On the NERSC Hopper computer, only one job can be executed per node, and each node contains 24 processor cores. To run the simulations simultaneously, the total number of processors would need to be 576 (24 simulations x 24 processor per node).


Figure 11. Job configuration of SA simulations

Save the model by clicking image17 at the top left corner. The image18 button will turn green, indicating that all information needed to run the analysis has been provided.

Submit SA Simulations

Click the |image19| button to submit the SA simulation (credencial required). The remaining steps for submission and monitoring of jobs follows the SR Tutorial.

Analyze SA Results

When the SA simulations are completed, the Plot button is activated. If all of the simulations run successfully, after clicking on the Plot button, sensitivity analysis plots are automatically generated as shown in Figure 12.

Often times SA can produce parameter combinations that result in failed simulations. The Morris method requires that all simulations successfully complete in order for the SA plots to be generated. Other plots, however, can still be generated from the runs that have run successfully.

Figure 12. Sensitivity plots.
  1. To generate plots, click on the SA to highlight, and then click the Plot button in the Summary pane, or at the top of the data browser window.
  2. The Analysis windows (Figure 12) will appear, as well as the sensitivity analysis plots that are auto-generated. For each parameter, the analysis provides sensitivity estimates for the number of replicates. The mean is plotted in blue.
  3. To create additional plots, the Guided Control in the left column is used. Three plot types are available: histogram, scatter plot and line plot. To further explore sensitivities, a scatter plot of log-permeabilities for facies 3 are plotted against the aqueous concentration predicted at Well 2. Select scatter plot in the guided control, followed by the entries shown in Figure 13.

Figure 13. Entries under Guided Controls.

Press Generate, and the scatter plot will be shown on the right plotting area, as shown in Figure 14.


Figure 14. Scatter Plot of Facies 3 Log-permeability and Concentration at Well 2.

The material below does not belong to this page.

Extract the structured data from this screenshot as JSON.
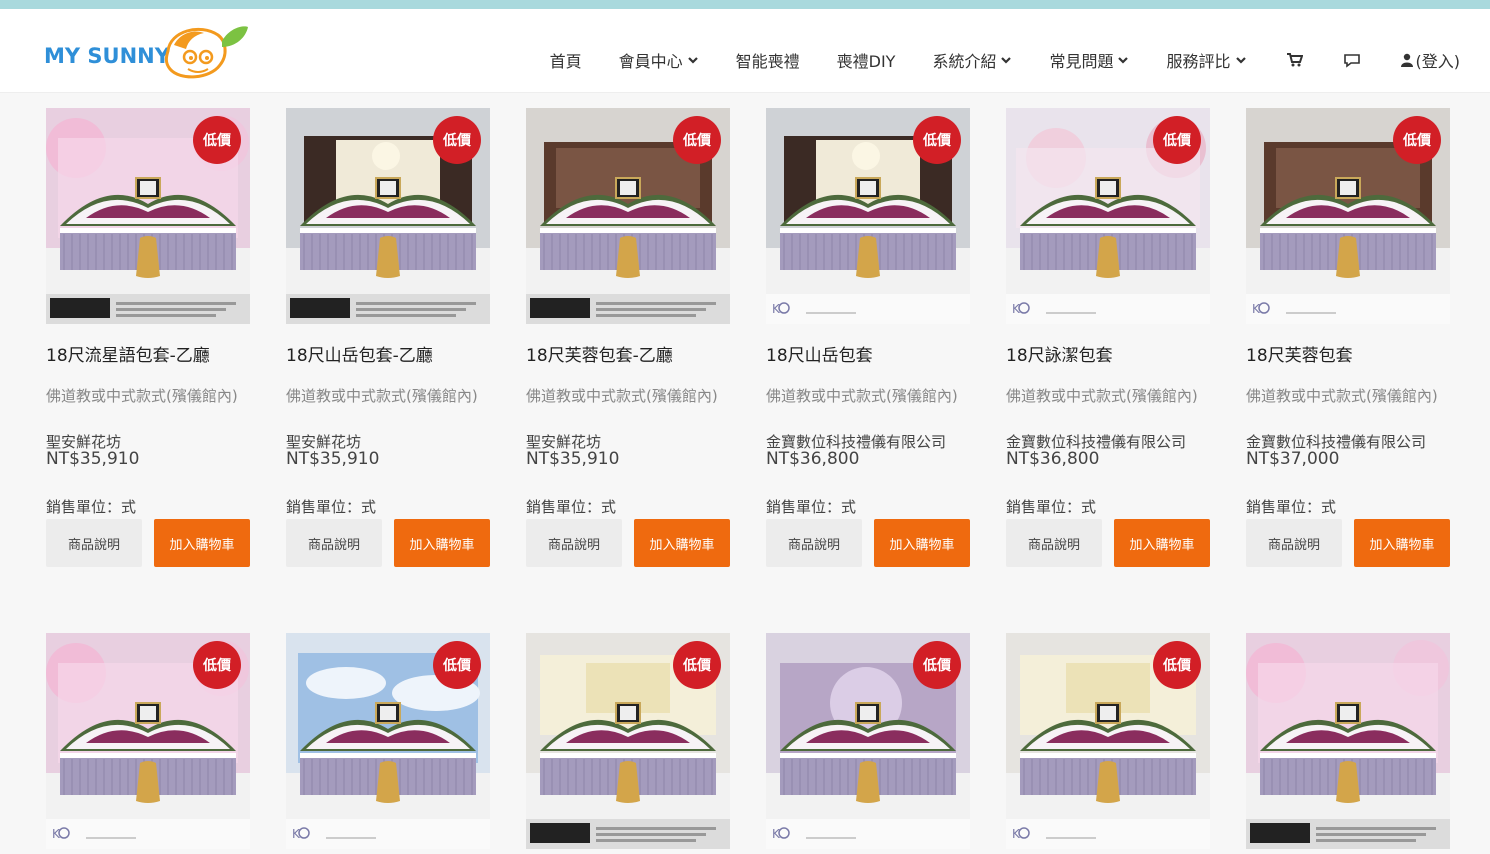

  1. Click image23 in the upper left corner to save the results.
  2. Plotting options using the Filters menu (upper right corner of the plotting panel)
    1. Add – to plot statistical quantities to the existing plot (e.g., Min, Max, standard deviation, mean, median, 95% Confidence Intervals, Range).
    2. Remove – to remove filters added, or to remove data outside of the filtered (Unfiltered data).
    3. Use filtered data.
  3. Plotting options using the Transform (upper right corner of the plotting panel):
    1. Shift  to add or subtract a fixed value from the x- and/or y-data set.
    2. Scale  to multiply the x- and/or y-data set by a fixed value.
    3. Set lower threshold – to set a minimum value to be plotted along the x- and/or y-axis.
    4. Set upper threshold  to set a maximum value to be plotted along the x- and/or y-axis.
    5. Convert units.
  4. Plotting options using the Extract menu (upper right corner of the plotting panel)
    1. Time (years) to y-axis will extract the time in years that corresponds to the quantity currently plotted on the y-axis. For example, if a maximum concentration is plotted along the y-axis, this option will exchange the concentration for the time at which the maximum concentration occurs.
  5. Plotting options using the Options menu (upper right corner of the plotting panel):
    1. Export  to export or view data.
    2. Reset plot – to re-process the plot.
    3. Render As – Histogram/Scatter to change the chart type.
    4. Show Legend  to toggle the legend.
    5. Close plot  to delete the plot.